Así, la liebre chapoteó en el agua y preguntó a los animales que estaban parados en la orilla: — Amigos míos ¿Veo bien o estoy soñando? ¿No hay menos agua en el estanque?
De la misma manera, ella pensó para sus adentros: «Si lo hubiera soñado, el saltito al agua fría seguramente me hubiera despertado.»
La vieja y sabia tortuga dijo: — Sí, tienes razón. Es que no ha caído ni una gota de lluvia en semanas. Cuanto más larga sea la estación de sequía, menos agua habrá en el estanque.
La liebre preguntó preocupada a la tortuga: —¡Ay, que no suceda eso! ¿Dónde retozaremos si el estanque se seca? La sabia tortuga respondió: — Bueno, es que no podemos evitarlo.
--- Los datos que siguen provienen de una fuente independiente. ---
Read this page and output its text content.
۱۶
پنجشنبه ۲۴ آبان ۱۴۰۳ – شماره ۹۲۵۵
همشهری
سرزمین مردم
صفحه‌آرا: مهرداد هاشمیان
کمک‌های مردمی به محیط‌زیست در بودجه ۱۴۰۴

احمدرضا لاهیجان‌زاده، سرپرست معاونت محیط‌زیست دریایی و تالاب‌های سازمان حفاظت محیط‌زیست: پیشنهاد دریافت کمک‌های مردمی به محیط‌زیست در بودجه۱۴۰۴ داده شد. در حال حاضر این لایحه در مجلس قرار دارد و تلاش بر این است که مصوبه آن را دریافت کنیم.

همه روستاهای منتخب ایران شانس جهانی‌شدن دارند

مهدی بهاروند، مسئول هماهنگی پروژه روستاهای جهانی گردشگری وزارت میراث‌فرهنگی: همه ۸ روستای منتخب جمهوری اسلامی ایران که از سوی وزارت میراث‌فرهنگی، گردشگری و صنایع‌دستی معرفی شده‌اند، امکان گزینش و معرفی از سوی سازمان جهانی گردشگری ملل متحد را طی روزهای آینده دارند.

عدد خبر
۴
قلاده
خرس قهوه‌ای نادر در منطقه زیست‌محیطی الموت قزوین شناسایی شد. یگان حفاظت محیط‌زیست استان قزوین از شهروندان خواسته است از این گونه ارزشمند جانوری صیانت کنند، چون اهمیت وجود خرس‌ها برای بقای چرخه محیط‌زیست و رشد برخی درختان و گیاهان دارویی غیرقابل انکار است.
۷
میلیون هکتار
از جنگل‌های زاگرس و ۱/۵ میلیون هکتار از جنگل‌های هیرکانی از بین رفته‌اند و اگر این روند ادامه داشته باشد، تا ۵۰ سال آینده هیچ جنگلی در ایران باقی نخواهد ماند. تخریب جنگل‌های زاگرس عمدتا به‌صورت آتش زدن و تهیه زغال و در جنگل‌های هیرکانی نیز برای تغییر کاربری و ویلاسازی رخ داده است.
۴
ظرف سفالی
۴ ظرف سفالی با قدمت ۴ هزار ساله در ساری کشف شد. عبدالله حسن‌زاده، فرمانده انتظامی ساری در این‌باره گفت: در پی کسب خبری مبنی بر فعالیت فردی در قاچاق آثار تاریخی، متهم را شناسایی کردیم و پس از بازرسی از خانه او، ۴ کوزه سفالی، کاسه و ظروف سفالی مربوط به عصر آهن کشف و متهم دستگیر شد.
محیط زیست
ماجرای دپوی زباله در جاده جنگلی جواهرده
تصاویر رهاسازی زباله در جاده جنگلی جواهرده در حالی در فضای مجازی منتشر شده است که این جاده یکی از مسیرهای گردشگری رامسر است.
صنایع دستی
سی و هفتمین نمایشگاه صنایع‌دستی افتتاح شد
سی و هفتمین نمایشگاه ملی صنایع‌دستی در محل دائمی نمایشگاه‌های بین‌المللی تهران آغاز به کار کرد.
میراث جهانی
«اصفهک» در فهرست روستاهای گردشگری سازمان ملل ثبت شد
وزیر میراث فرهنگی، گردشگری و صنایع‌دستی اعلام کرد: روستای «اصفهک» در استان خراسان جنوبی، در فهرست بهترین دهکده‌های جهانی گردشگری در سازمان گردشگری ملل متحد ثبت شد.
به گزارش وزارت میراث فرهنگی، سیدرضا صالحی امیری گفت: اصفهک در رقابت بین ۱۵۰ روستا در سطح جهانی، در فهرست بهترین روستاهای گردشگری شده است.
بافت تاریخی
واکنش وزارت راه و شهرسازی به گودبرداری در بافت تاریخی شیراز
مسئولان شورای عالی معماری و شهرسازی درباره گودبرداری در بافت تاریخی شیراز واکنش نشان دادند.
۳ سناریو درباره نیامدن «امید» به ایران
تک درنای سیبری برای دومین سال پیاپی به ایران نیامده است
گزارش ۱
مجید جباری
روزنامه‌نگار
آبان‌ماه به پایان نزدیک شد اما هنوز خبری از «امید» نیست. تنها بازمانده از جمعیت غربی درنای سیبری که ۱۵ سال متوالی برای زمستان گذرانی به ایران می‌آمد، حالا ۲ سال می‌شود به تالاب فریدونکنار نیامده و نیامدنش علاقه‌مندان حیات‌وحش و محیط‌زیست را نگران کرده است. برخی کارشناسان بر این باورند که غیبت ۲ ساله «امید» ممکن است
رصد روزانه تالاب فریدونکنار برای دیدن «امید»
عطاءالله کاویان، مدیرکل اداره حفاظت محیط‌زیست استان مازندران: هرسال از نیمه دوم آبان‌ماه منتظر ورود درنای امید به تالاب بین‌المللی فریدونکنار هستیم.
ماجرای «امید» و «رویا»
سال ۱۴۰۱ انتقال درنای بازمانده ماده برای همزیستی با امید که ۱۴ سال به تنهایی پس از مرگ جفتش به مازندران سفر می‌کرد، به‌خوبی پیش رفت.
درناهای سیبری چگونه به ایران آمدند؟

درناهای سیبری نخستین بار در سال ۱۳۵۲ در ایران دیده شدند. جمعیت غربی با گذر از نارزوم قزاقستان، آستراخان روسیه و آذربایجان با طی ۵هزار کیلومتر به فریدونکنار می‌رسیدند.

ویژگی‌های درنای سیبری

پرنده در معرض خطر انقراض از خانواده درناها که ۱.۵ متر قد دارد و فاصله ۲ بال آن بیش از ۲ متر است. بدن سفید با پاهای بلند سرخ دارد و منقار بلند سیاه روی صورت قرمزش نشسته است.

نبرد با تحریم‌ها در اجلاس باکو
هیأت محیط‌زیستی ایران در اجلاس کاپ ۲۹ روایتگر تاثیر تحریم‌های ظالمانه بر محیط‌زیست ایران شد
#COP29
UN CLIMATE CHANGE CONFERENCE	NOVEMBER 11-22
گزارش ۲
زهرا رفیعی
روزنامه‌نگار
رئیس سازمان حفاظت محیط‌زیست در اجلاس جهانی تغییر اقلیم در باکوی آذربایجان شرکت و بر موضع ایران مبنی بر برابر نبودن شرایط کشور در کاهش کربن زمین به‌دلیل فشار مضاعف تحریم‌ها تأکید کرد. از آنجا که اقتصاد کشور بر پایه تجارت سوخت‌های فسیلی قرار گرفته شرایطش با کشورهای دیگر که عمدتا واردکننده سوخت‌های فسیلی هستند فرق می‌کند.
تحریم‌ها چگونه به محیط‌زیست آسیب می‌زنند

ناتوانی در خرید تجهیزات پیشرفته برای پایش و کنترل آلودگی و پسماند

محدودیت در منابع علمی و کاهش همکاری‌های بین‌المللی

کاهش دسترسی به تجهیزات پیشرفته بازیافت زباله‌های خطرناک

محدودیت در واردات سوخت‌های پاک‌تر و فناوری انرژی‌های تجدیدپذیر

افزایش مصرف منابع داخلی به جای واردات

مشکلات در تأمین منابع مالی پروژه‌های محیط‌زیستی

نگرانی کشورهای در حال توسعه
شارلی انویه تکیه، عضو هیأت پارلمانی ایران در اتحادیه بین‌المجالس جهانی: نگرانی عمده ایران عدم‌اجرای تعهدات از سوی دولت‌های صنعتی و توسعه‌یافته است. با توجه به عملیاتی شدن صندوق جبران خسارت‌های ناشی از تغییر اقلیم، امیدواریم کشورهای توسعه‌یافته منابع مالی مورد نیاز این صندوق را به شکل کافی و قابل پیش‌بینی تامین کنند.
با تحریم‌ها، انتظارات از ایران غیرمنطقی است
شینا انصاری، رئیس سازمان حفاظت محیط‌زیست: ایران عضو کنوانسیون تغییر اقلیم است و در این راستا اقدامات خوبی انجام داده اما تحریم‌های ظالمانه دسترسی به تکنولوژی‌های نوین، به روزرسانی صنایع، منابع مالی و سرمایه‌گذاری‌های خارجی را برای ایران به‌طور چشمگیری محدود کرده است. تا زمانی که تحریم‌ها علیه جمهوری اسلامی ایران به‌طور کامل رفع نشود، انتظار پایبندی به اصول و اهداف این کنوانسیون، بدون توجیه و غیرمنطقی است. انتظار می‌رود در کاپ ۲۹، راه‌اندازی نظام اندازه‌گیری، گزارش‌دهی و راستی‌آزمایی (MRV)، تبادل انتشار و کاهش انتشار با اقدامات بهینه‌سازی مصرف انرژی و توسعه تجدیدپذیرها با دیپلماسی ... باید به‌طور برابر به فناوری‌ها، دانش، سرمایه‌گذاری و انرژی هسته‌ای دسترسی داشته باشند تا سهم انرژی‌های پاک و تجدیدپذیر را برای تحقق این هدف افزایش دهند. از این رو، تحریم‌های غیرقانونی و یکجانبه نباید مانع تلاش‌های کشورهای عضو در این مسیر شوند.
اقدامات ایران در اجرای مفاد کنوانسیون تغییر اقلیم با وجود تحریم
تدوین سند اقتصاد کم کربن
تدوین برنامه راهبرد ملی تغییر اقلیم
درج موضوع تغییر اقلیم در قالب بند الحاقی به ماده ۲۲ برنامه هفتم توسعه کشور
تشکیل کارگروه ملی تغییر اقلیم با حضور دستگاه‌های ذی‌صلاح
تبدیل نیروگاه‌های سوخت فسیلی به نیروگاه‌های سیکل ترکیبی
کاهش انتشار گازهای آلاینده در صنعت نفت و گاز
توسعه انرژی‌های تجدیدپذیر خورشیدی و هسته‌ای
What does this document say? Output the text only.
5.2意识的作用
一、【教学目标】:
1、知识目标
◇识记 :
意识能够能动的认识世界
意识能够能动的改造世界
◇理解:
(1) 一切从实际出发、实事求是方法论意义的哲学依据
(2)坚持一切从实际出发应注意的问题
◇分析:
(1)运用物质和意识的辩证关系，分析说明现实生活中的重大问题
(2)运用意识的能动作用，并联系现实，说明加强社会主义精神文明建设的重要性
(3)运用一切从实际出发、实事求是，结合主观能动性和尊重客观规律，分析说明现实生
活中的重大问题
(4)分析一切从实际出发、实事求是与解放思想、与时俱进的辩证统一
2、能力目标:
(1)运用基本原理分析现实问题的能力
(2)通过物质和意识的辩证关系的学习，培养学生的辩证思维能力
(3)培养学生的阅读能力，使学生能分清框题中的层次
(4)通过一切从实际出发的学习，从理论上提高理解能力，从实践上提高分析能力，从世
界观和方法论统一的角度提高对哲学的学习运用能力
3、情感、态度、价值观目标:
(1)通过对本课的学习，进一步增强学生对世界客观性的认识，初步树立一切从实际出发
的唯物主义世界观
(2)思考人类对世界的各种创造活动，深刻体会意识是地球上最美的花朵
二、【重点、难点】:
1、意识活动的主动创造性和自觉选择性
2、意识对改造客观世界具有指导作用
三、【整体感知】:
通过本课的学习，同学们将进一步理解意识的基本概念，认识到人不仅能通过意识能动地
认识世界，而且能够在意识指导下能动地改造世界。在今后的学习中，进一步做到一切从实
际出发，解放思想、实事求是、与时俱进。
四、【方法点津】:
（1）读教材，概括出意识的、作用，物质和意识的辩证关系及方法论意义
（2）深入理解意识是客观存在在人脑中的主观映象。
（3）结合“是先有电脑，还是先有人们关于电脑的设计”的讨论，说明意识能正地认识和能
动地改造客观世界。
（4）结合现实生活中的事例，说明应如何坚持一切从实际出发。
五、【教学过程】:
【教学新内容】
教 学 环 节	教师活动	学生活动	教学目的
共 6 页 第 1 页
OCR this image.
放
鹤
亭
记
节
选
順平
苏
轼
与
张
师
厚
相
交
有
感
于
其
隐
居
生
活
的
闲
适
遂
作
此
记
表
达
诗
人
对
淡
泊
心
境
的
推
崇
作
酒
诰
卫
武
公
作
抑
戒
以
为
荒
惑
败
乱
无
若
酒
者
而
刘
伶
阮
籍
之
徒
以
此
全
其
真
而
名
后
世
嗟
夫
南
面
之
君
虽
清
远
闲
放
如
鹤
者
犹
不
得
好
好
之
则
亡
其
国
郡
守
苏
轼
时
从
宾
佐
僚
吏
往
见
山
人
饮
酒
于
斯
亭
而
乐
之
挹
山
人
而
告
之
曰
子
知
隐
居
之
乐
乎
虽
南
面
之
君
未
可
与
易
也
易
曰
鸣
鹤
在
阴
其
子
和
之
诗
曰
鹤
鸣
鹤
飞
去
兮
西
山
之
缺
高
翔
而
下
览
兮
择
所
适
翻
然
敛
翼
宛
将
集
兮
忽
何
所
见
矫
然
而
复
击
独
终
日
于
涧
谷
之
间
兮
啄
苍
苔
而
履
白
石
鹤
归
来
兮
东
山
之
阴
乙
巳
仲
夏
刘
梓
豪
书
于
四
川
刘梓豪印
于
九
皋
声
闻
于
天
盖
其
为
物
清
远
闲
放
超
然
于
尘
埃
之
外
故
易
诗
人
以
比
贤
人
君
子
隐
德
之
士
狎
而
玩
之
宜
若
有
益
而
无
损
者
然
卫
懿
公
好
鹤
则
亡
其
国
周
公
No podemos controlar el clima. Ahora vendrá un período de sequía y, con los rayos del sol, el agua del estanque se evaporará poco a poco. Pequeñas gotitas de agua subirán lentamente del lago hacia el cielo, sin que las veamos, y allí se convertirán en pequeñas bocanadas de vapor.» Explicó la tortuga a los animales que no entendían cómo el agua del lago podría convertirse en vapor.
Un estado de ánimo triste reinaba en el valle. Todos los animales esperaban la lluvia con impaciencia, pero esta no hacía signo de aparición. Así que el estanque acabó por secarse completamente. Por desgracia, todos los animales tenían demasiado calor y mucha sed. El sol brillaba intensamente y…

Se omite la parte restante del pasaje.